This is an old post that was sitting around unfinished for a long time. It’s still unfinished. Posting it anyway.
I’m sitting in Kuala Lumpur International Airport. My girlfriend is sound asleep, headphones on, mouth adorably ajar. We’re waiting for our flight to Penang. Diagonally away from me, a white couple lie in their sleeping bags, also asleep. They look sleep deprived. They remind me of boys becoming men in the jungles of Tekong.
The couple wakes. The girlfriend mentioned earlier: moments like these are trying and tiring and all you want is home, but you look back on them as the best moments of your life. My mind drifts back to field camp. It’s 10:52 am. We still have 4.5 hours to our next flight.
It’s interesting, the idea of sleeping in an airport. I find myself thinking about what it’s like to sleep in airports all around the world. What we think, when we see someone sleeping in an airport. What an airport even is, really. Airports, train stations. They’re nodes of transit, little (well- not so little) hives of bustling activity. An airport isn’t really an example of “life as usual” for the average person on Earth- except maybe for those that work in them, and for a few hardcore travellers. For most average folk, it’s somewhere you go once in a while. Special occasions. The occasion is made special by the travelling. (Elaborate later you stupid cock)

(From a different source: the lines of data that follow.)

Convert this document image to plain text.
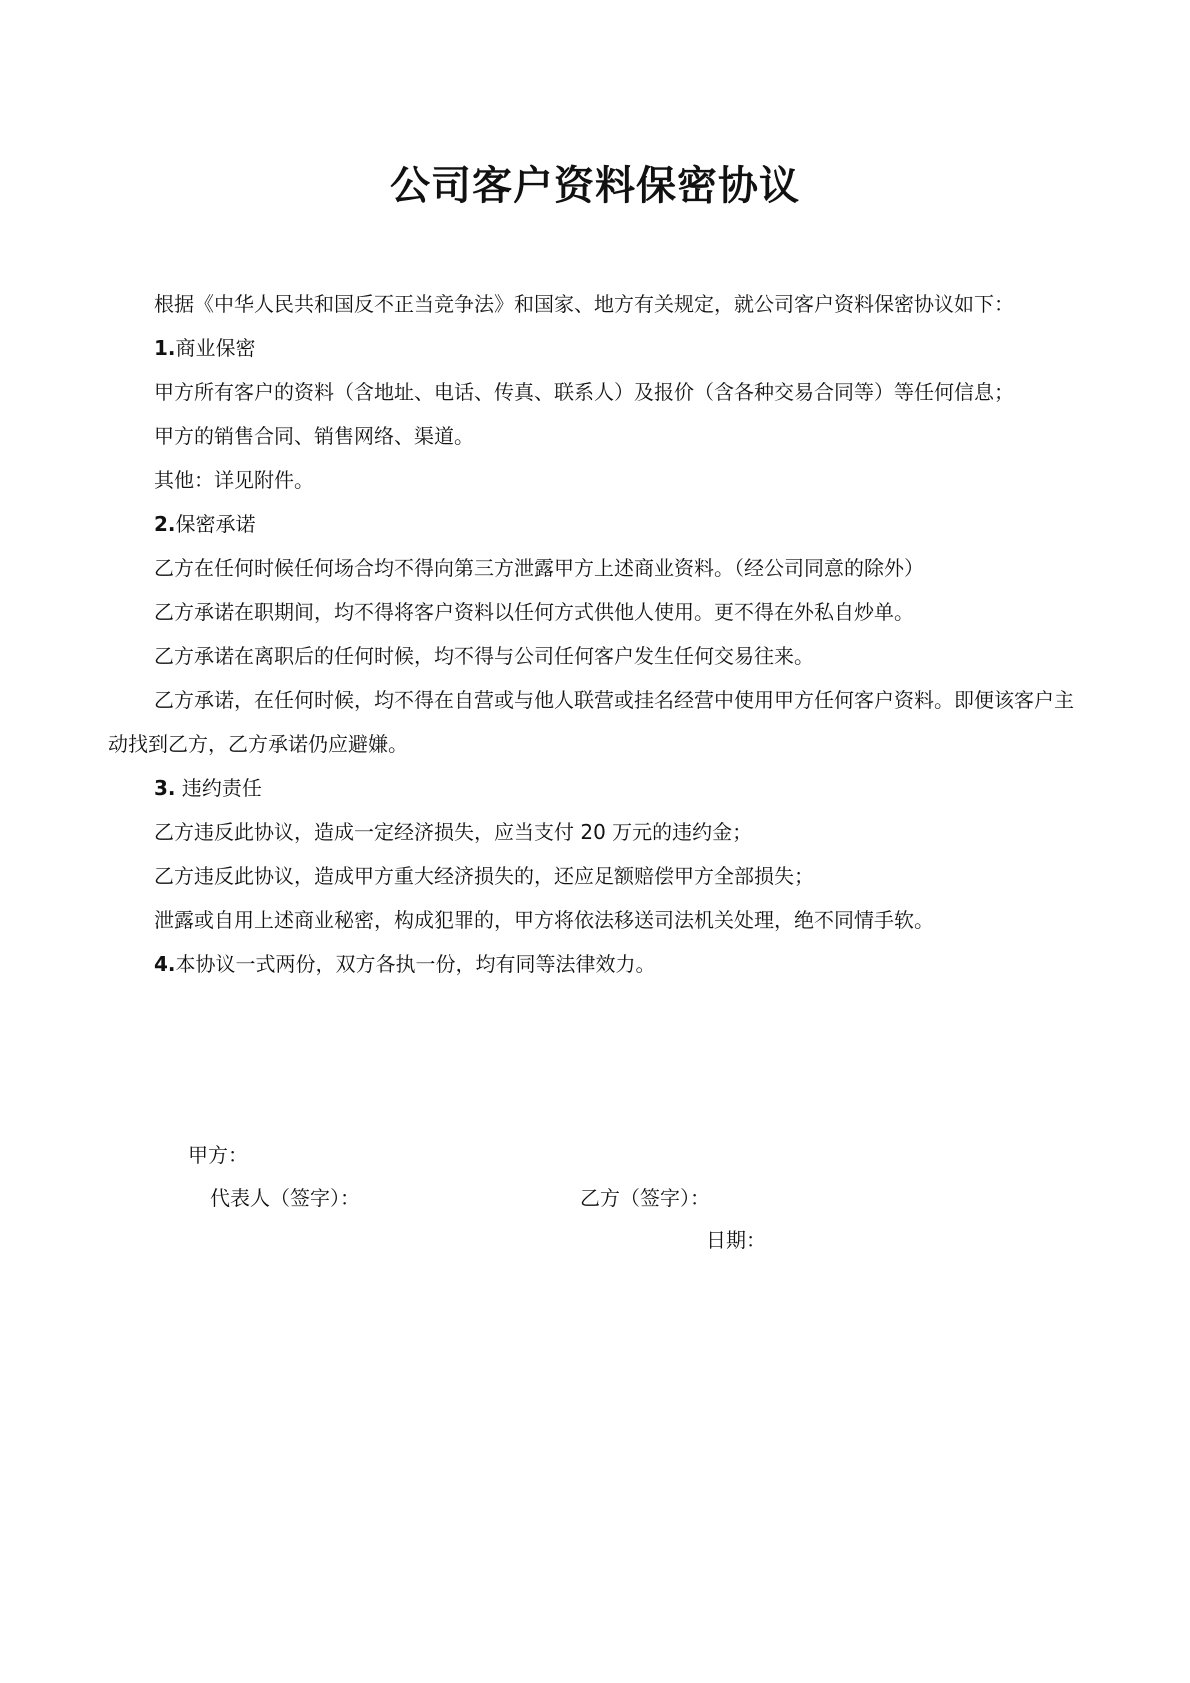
公司客户资料保密协议

根据《中华人民共和国反不正当竞争法》和国家、地方有关规定，就公司客户资料保密协议如下：

1.商业保密

甲方所有客户的资料（含地址、电话、传真、联系人）及报价（含各种交易合同等）等任何信息；

甲方的销售合同、销售网络、渠道。

其他：详见附件。

2.保密承诺

乙方在任何时候任何场合均不得向第三方泄露甲方上述商业资料。（经公司同意的除外）

乙方承诺在职期间，均不得将客户资料以任何方式供他人使用。更不得在外私自炒单。

乙方承诺在离职后的任何时候，均不得与公司任何客户发生任何交易往来。

乙方承诺，在任何时候，均不得在自营或与他人联营或挂名经营中使用甲方任何客户资料。即便该客户主动找到乙方，乙方承诺仍应避嫌。

3. 违约责任

乙方违反此协议，造成一定经济损失，应当支付 20 万元的违约金；

乙方违反此协议，造成甲方重大经济损失的，还应足额赔偿甲方全部损失；

泄露或自用上述商业秘密，构成犯罪的，甲方将依法移送司法机关处理，绝不同情手软。

4.本协议一式两份，双方各执一份，均有同等法律效力。

甲方：
代表人（签字）：	乙方（签字）：
日期：
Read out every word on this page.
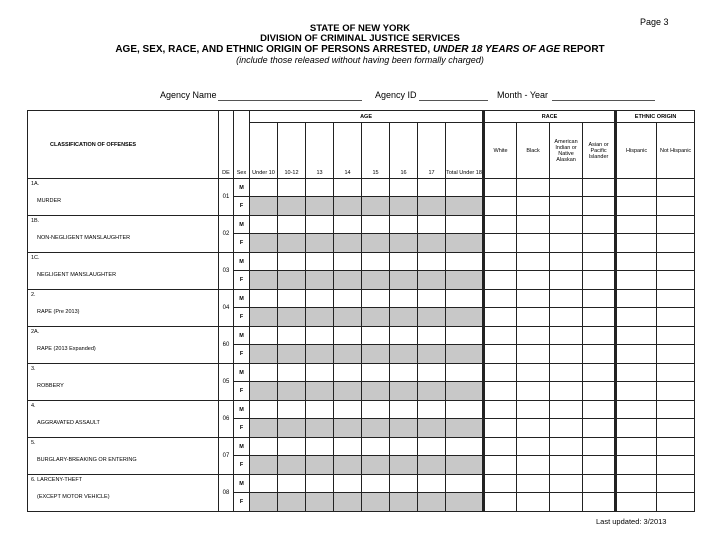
Page 3
STATE OF NEW YORK
DIVISION OF CRIMINAL JUSTICE SERVICES
AGE, SEX, RACE, AND ETHNIC ORIGIN OF PERSONS ARRESTED, UNDER 18 YEARS OF AGE REPORT
(include those released without having been formally charged)
Agency Name	Agency ID	Month - Year
CLASSIFICATION OF OFFENSES	DE	Sex	AGE								RACE				ETHNIC ORIGIN	
			Under 10	10-12	13	14	15	16	17	Total Under 18	White	Black	American Indian or Native Alaskan	Asian or Pacific Islander	Hispanic	Not Hispanic

1A.
MURDER	01	M														
		F														

1B.
NON-NEGLIGENT MANSLAUGHTER	02	M														
		F														

1C.
NEGLIGENT MANSLAUGHTER	03	M														
		F														

2.
RAPE (Pre 2013)	04	M														
		F														

2A.
RAPE (2013 Expanded)	60	M														
		F														

3.
ROBBERY	05	M														
		F														

4.
AGGRAVATED ASSAULT	06	M														
		F														

5.
BURGLARY-BREAKING OR ENTERING	07	M														
		F														

6. LARCENY-THEFT
(EXCEPT MOTOR VEHICLE)	08	M														
		F														
Last updated: 3/2013
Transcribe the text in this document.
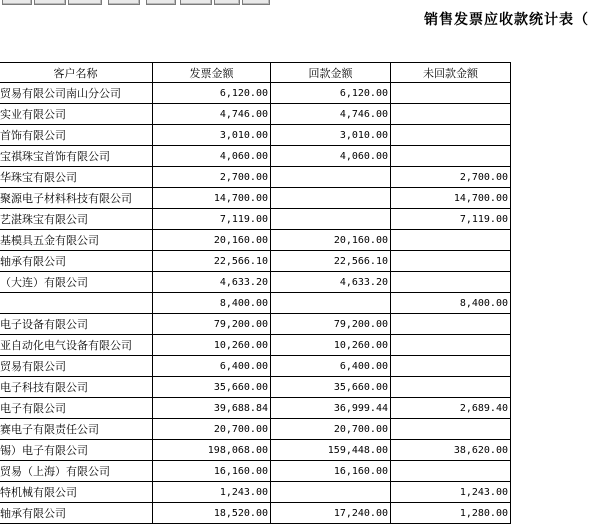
销售发票应收款统计表（
客户名称	发票金额	回款金额	未回款金额
贸易有限公司南山分公司	6,120.00	6,120.00	
实业有限公司	4,746.00	4,746.00	
首饰有限公司	3,010.00	3,010.00	
宝祺珠宝首饰有限公司	4,060.00	4,060.00	
华珠宝有限公司	2,700.00		2,700.00
聚源电子材料科技有限公司	14,700.00		14,700.00
艺湛珠宝有限公司	7,119.00		7,119.00
基模具五金有限公司	20,160.00	20,160.00	
轴承有限公司	22,566.10	22,566.10	
（大连）有限公司	4,633.20	4,633.20	
	8,400.00		8,400.00
电子设备有限公司	79,200.00	79,200.00	
亚自动化电气设备有限公司	10,260.00	10,260.00	
贸易有限公司	6,400.00	6,400.00	
电子科技有限公司	35,660.00	35,660.00	
电子有限公司	39,688.84	36,999.44	2,689.40
赛电子有限责任公司	20,700.00	20,700.00	
锡）电子有限公司	198,068.00	159,448.00	38,620.00
贸易（上海）有限公司	16,160.00	16,160.00	
特机械有限公司	1,243.00		1,243.00
轴承有限公司	18,520.00	17,240.00	1,280.00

We catch some sleep, get some rest. We drink some delicious smoothies at Boost Juice Bar. It was amazing, the perfect fill-you-up without getting bloated and making you feel super healthy and ready to take on the world! Or just sucky Air Asia boarding. The smoothies were also a bitch to drink while smoking because they made me feel guilty. (Such a juxtaposition of healthy and unhealthy! Life and death! Good and evil!)
We learn plenty about each other, although writing this now I can’t remember what exactly that was. (That’s funny, isn’t it?) Crazy craziness in the morning. (OH RIGHT.) Her doing the important stuff. How our minds work, how we function as a team, what our life together would be like. I want to marry this woman! I love who I am around her, and who I want to be when I am around her.
People are so friendly! Well, not everybody, but nobody’s particularly rude or nasty, and there’s enough friendliness to keep people happy. It’s self-reinforcing, sustainable, good, ideal. It feels fantastic to interact with strangers, to help them and to receive help in return. Life-affirming.
We met other travellers, too. A german guy with a Mongolian girlfriend. Reggae bar. Modified carrot cake. Friendly roadside stalls. MUFC burger. Bookstores. Chulia Heritage Hotel.
Toy Museum. Horseriding at Batu Ferrenghi- Rambo the Horse! The food, the gorgeous sunset.
Meeting David/Davud. Getting a massage in Batu Ferrenghi from a 22 year old German guy who came to Penang on a scholarship. Didn’t expect the massage to be good, but it was absolutely fantastic. Book and cover, etc. We had a fun chat throughout. His dad’s Muslim, and worked in the Embassy, his mum’s Christian, and a kindergarten teacher. His sister is a non-religious freethinker who owns a cafe. He plays video games but not World of Warcraft. “You spend so many hours to get a sword, you know?” No real friends! He told us about men who tried to get jiggy with him. “Oh, you are gay?” to the Saudi man who asked for a blowjob while his wife was waiting outside. A gay Greek man.
We then put our feet inside a little fish farm sorta thing, and had the fish eat away the dead skin. It was incredibly ticklish and unsettling at first, but once we got used to it, it felt fantastic. There was a cute little girl who tried it too, and we had fun encouraging her. Little indian boy doing fantastic henna for people.
Missing the last bus, sharing a taxi with a Bangladeshi man who worked in a hotel. Had an interesting conversation with him about his past, his family, his work experience. Thoughts about how these people are normally kind of invisible to us, but h
Breakfast at Hotel Mingood.
Sleeping in each other’s arms for four nights in a row. Morning breath and crusty eyes. Can you please come and watch me bathe cos I’m scared of the creepy bathroom? Instant noodles, tomyam. Movies in bed with kokokrunch and milo. taking silly photos and doing whatever the fuck we wanted (like skipping all the tourist attractions). Damn good food! Beer in the random Chinese pub with Rachel the singer.